What Intelligence Tests Miss (Keith Stanovich, 2009)
“Being a cognitive miser makes us vulnerable to exploitation.
We give up our thinking to those who manipulate our environments, and we let our actions be determined by those who can create the stimuli that best trigger our shallow automatic processing tendencies. (…)
In discussing the mechanisms causing framing effects, Daniel Kahneman has stated that “the basic principle of framing is the passive acceptance of the formulation given”.
The frame presented to the subject is taken as focal, and all subsequent thought derives from it rather than from alternative framings because the latter would require more thought. (…)
For example, in the tax example above they would be shown both the “reduction for children” and the “penalty for the childless” version.
It is almost uniformly the case that, after being debriefed, subjects recognize the equivalence of the two versions,
and also they realize that it is a mistake (an incoherence in people’s political attitudes) to respond differently to the two versions simply because they have been framed differently.
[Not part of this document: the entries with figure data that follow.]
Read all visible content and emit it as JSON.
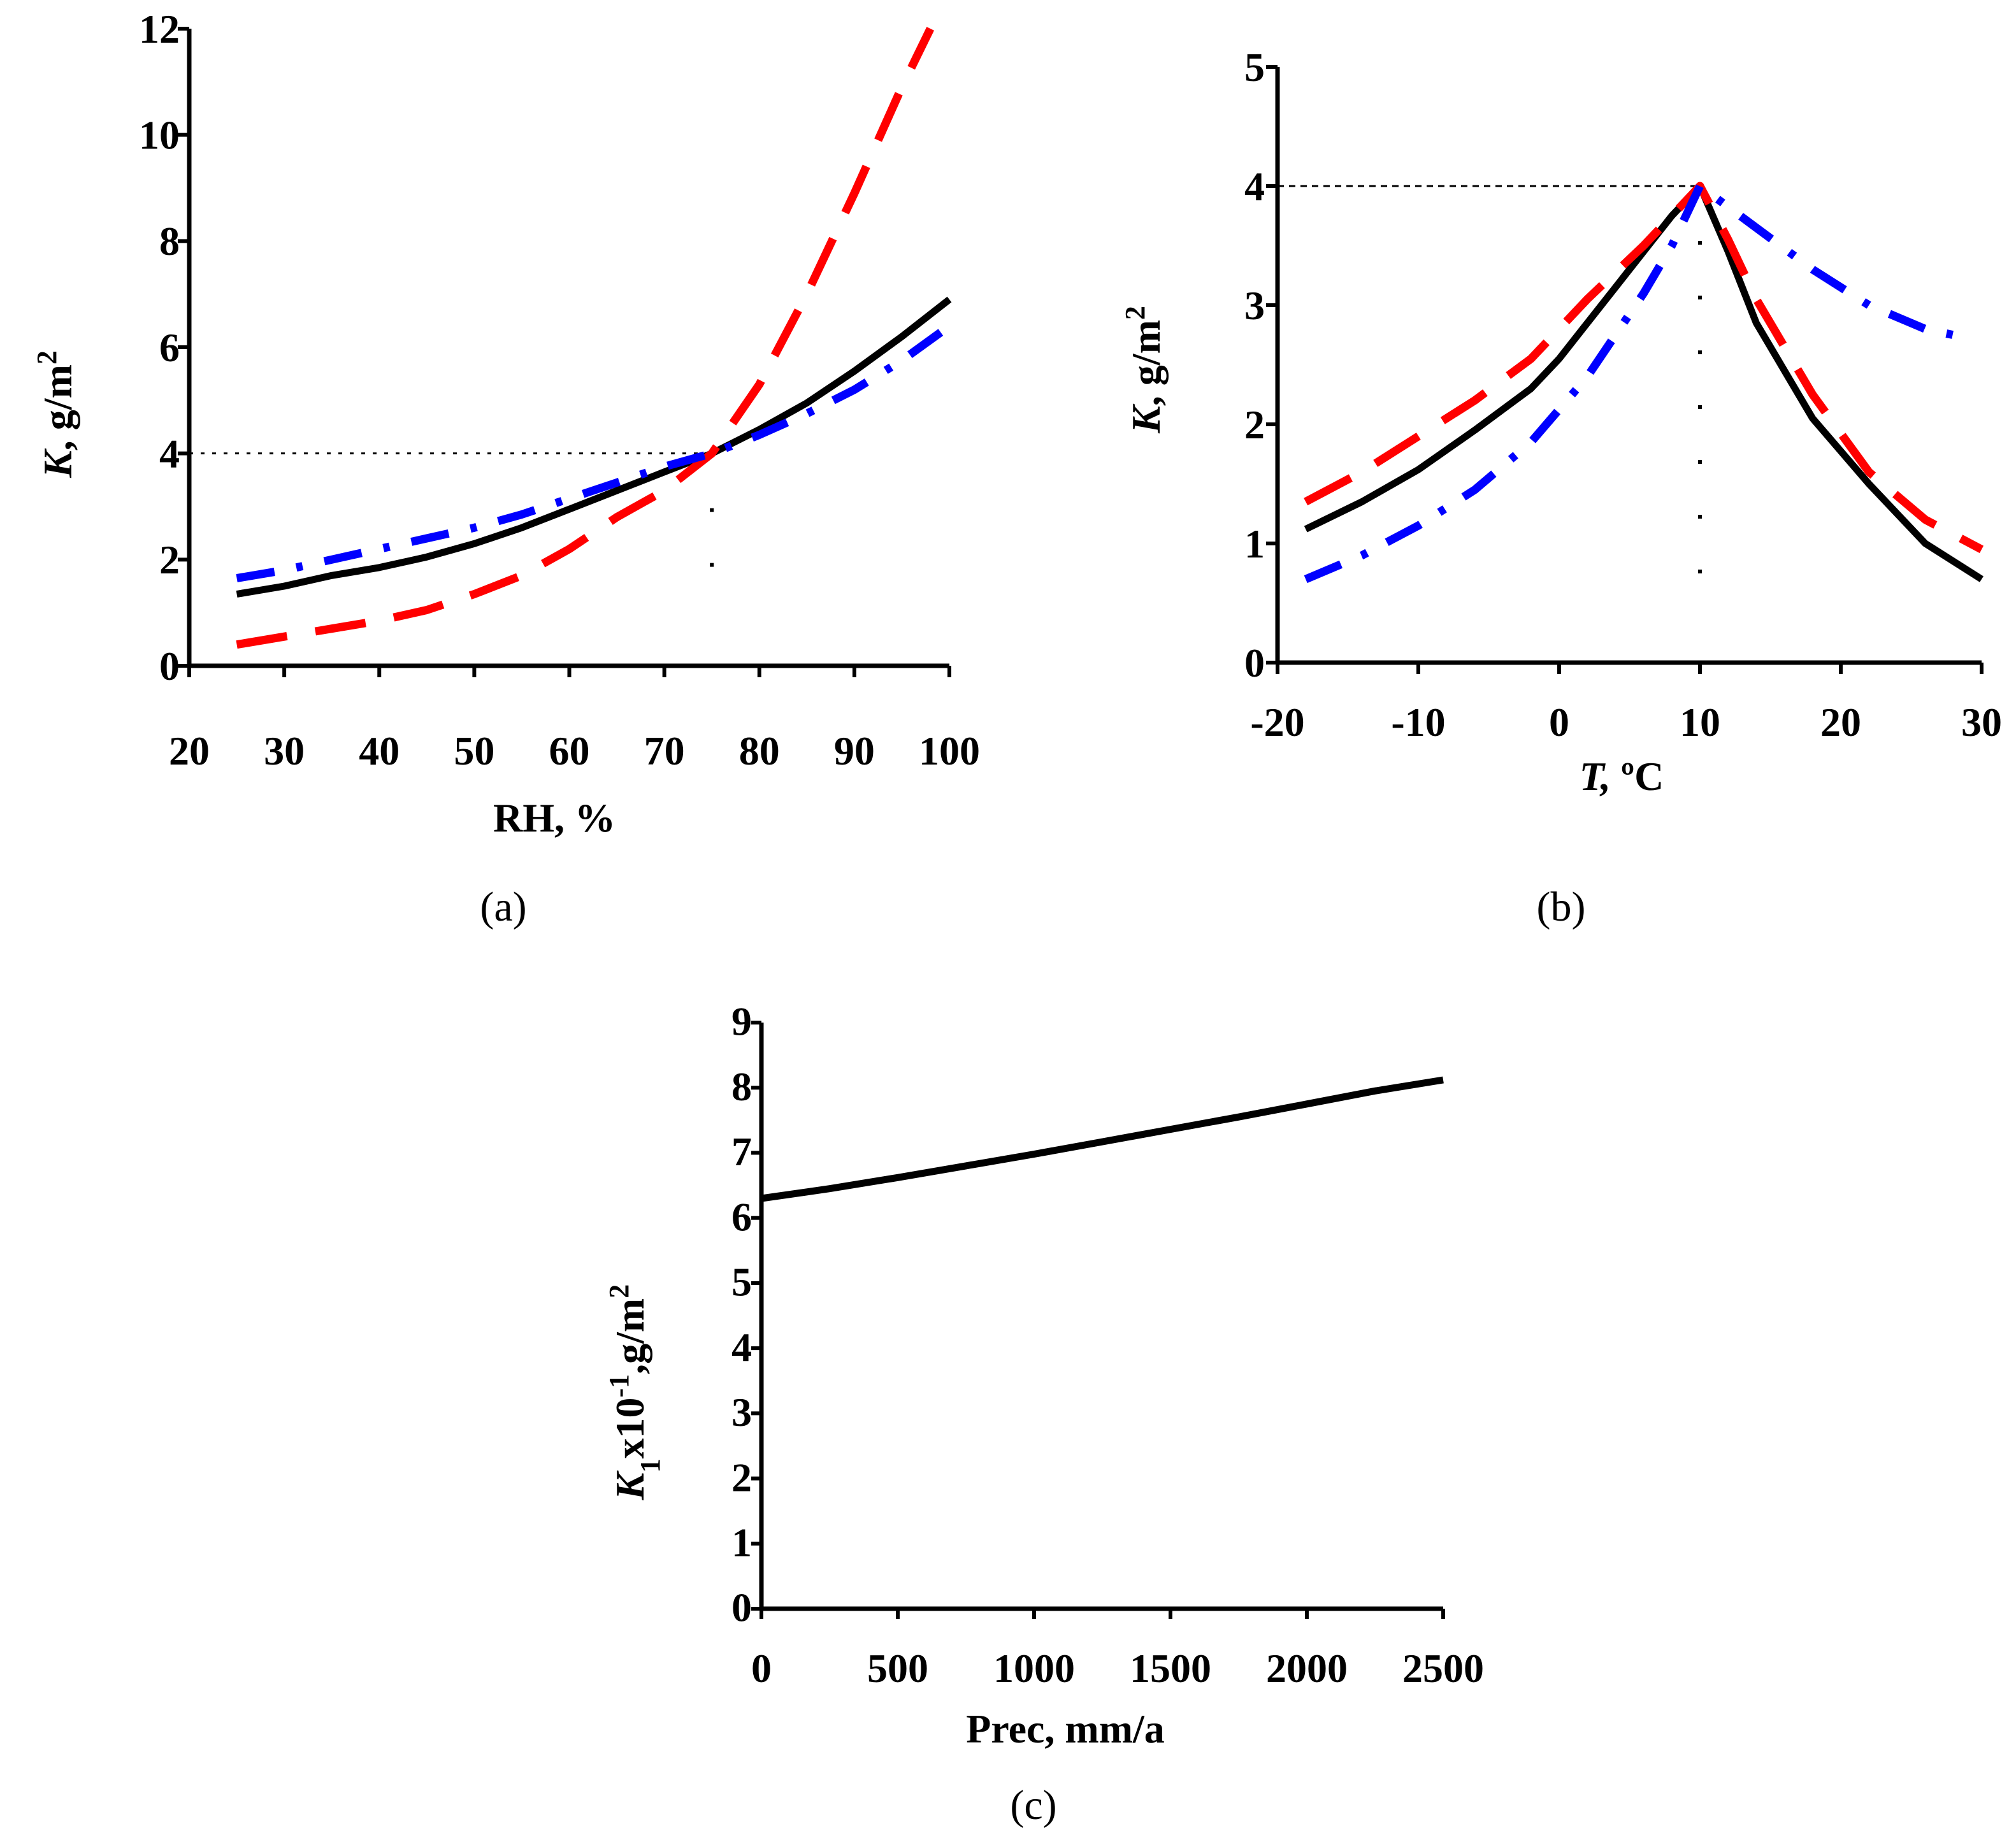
{
  "chart_data": [
    {
      "id": "a",
      "type": "line",
      "panel_label": "(a)",
      "xlabel": "RH, %",
      "ylabel_var": "K",
      "ylabel_unit": ", g/m",
      "ylabel_sup": "2",
      "xlim": [
        20,
        100
      ],
      "ylim": [
        0,
        12
      ],
      "xticks": [
        "20",
        "30",
        "40",
        "50",
        "60",
        "70",
        "80",
        "90",
        "100"
      ],
      "yticks": [
        "0",
        "2",
        "4",
        "6",
        "8",
        "10",
        "12"
      ],
      "reference_value": 4,
      "reference_x": 75,
      "series": [
        {
          "name": "black",
          "color": "#000000",
          "dash": "solid",
          "x": [
            25,
            30,
            35,
            40,
            45,
            50,
            55,
            60,
            65,
            70,
            75,
            80,
            85,
            90,
            95,
            100
          ],
          "y": [
            1.35,
            1.5,
            1.7,
            1.85,
            2.05,
            2.3,
            2.6,
            2.95,
            3.3,
            3.65,
            4.0,
            4.45,
            4.95,
            5.55,
            6.2,
            6.9
          ]
        },
        {
          "name": "red",
          "color": "#ff0000",
          "dash": "dash",
          "x": [
            25,
            30,
            35,
            40,
            45,
            50,
            55,
            60,
            65,
            70,
            75,
            80,
            85,
            90,
            95,
            98
          ],
          "y": [
            0.4,
            0.55,
            0.7,
            0.85,
            1.05,
            1.35,
            1.7,
            2.2,
            2.8,
            3.3,
            4.0,
            5.3,
            7.0,
            8.9,
            10.9,
            12.0
          ]
        },
        {
          "name": "blue",
          "color": "#0000ff",
          "dash": "dashdot",
          "x": [
            25,
            30,
            35,
            40,
            45,
            50,
            55,
            60,
            65,
            70,
            75,
            80,
            85,
            90,
            95,
            100
          ],
          "y": [
            1.65,
            1.8,
            2.0,
            2.2,
            2.4,
            2.6,
            2.85,
            3.15,
            3.45,
            3.75,
            4.0,
            4.35,
            4.75,
            5.2,
            5.75,
            6.4
          ]
        }
      ]
    },
    {
      "id": "b",
      "type": "line",
      "panel_label": "(b)",
      "xlabel_var": "T,",
      "xlabel_unit": " ºC",
      "ylabel_var": "K",
      "ylabel_unit": ", g/m",
      "ylabel_sup": "2",
      "xlim": [
        -20,
        30
      ],
      "ylim": [
        0,
        5
      ],
      "xticks": [
        "-20",
        "-10",
        "0",
        "10",
        "20",
        "30"
      ],
      "yticks": [
        "0",
        "1",
        "2",
        "3",
        "4",
        "5"
      ],
      "reference_value": 4,
      "reference_x": 10,
      "series": [
        {
          "name": "black",
          "color": "#000000",
          "dash": "solid",
          "x": [
            -18,
            -14,
            -10,
            -6,
            -2,
            0,
            2,
            4,
            6,
            8,
            10,
            12,
            14,
            18,
            22,
            26,
            30
          ],
          "y": [
            1.12,
            1.35,
            1.62,
            1.95,
            2.3,
            2.55,
            2.85,
            3.15,
            3.45,
            3.75,
            4.0,
            3.45,
            2.85,
            2.05,
            1.5,
            1.0,
            0.7
          ]
        },
        {
          "name": "red",
          "color": "#ff0000",
          "dash": "dash",
          "x": [
            -18,
            -14,
            -10,
            -6,
            -2,
            2,
            6,
            10,
            12,
            14,
            18,
            22,
            26,
            30
          ],
          "y": [
            1.35,
            1.6,
            1.9,
            2.2,
            2.55,
            3.05,
            3.5,
            4.0,
            3.55,
            3.05,
            2.25,
            1.6,
            1.2,
            0.95
          ]
        },
        {
          "name": "blue",
          "color": "#0000ff",
          "dash": "dashdot",
          "x": [
            -18,
            -14,
            -10,
            -6,
            -2,
            2,
            6,
            8,
            10,
            14,
            18,
            22,
            26,
            28
          ],
          "y": [
            0.7,
            0.9,
            1.15,
            1.45,
            1.85,
            2.4,
            3.1,
            3.5,
            4.0,
            3.65,
            3.3,
            3.0,
            2.8,
            2.75
          ]
        }
      ]
    },
    {
      "id": "c",
      "type": "line",
      "panel_label": "(c)",
      "xlabel": "Prec, mm/a",
      "ylabel_var": "K",
      "ylabel_sub": "1",
      "ylabel_mid": "x10",
      "ylabel_sup1": "-1",
      "ylabel_unit": ",g/m",
      "ylabel_sup2": "2",
      "xlim": [
        0,
        2500
      ],
      "ylim": [
        0,
        9
      ],
      "xticks": [
        "0",
        "500",
        "1000",
        "1500",
        "2000",
        "2500"
      ],
      "yticks": [
        "0",
        "1",
        "2",
        "3",
        "4",
        "5",
        "6",
        "7",
        "8",
        "9"
      ],
      "series": [
        {
          "name": "black",
          "color": "#000000",
          "dash": "solid",
          "x": [
            0,
            250,
            500,
            750,
            1000,
            1250,
            1500,
            1750,
            2000,
            2250,
            2500
          ],
          "y": [
            6.3,
            6.45,
            6.62,
            6.8,
            6.98,
            7.17,
            7.36,
            7.55,
            7.75,
            7.95,
            8.12
          ]
        }
      ]
    }
  ]
}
This finding suggests that what people need to learn to do is to think from more than one perspective—to learn to habitually reframe things for themselves.
The debriefing results show that once they do so, people will detect discrepancies in their responses to a problem posed from different perspectives and will take steps to resolve the discrepancies.
People seem to recognize that consistency is an intellectual value. What they do not do, however, is habitually generate the perspective shifts that would highlight the inconsistencies in their thinking.
Their inability to do so makes them subject to framing effects—a violation of descriptive invariance signaling a basic irrationality in people’s choice patterns.”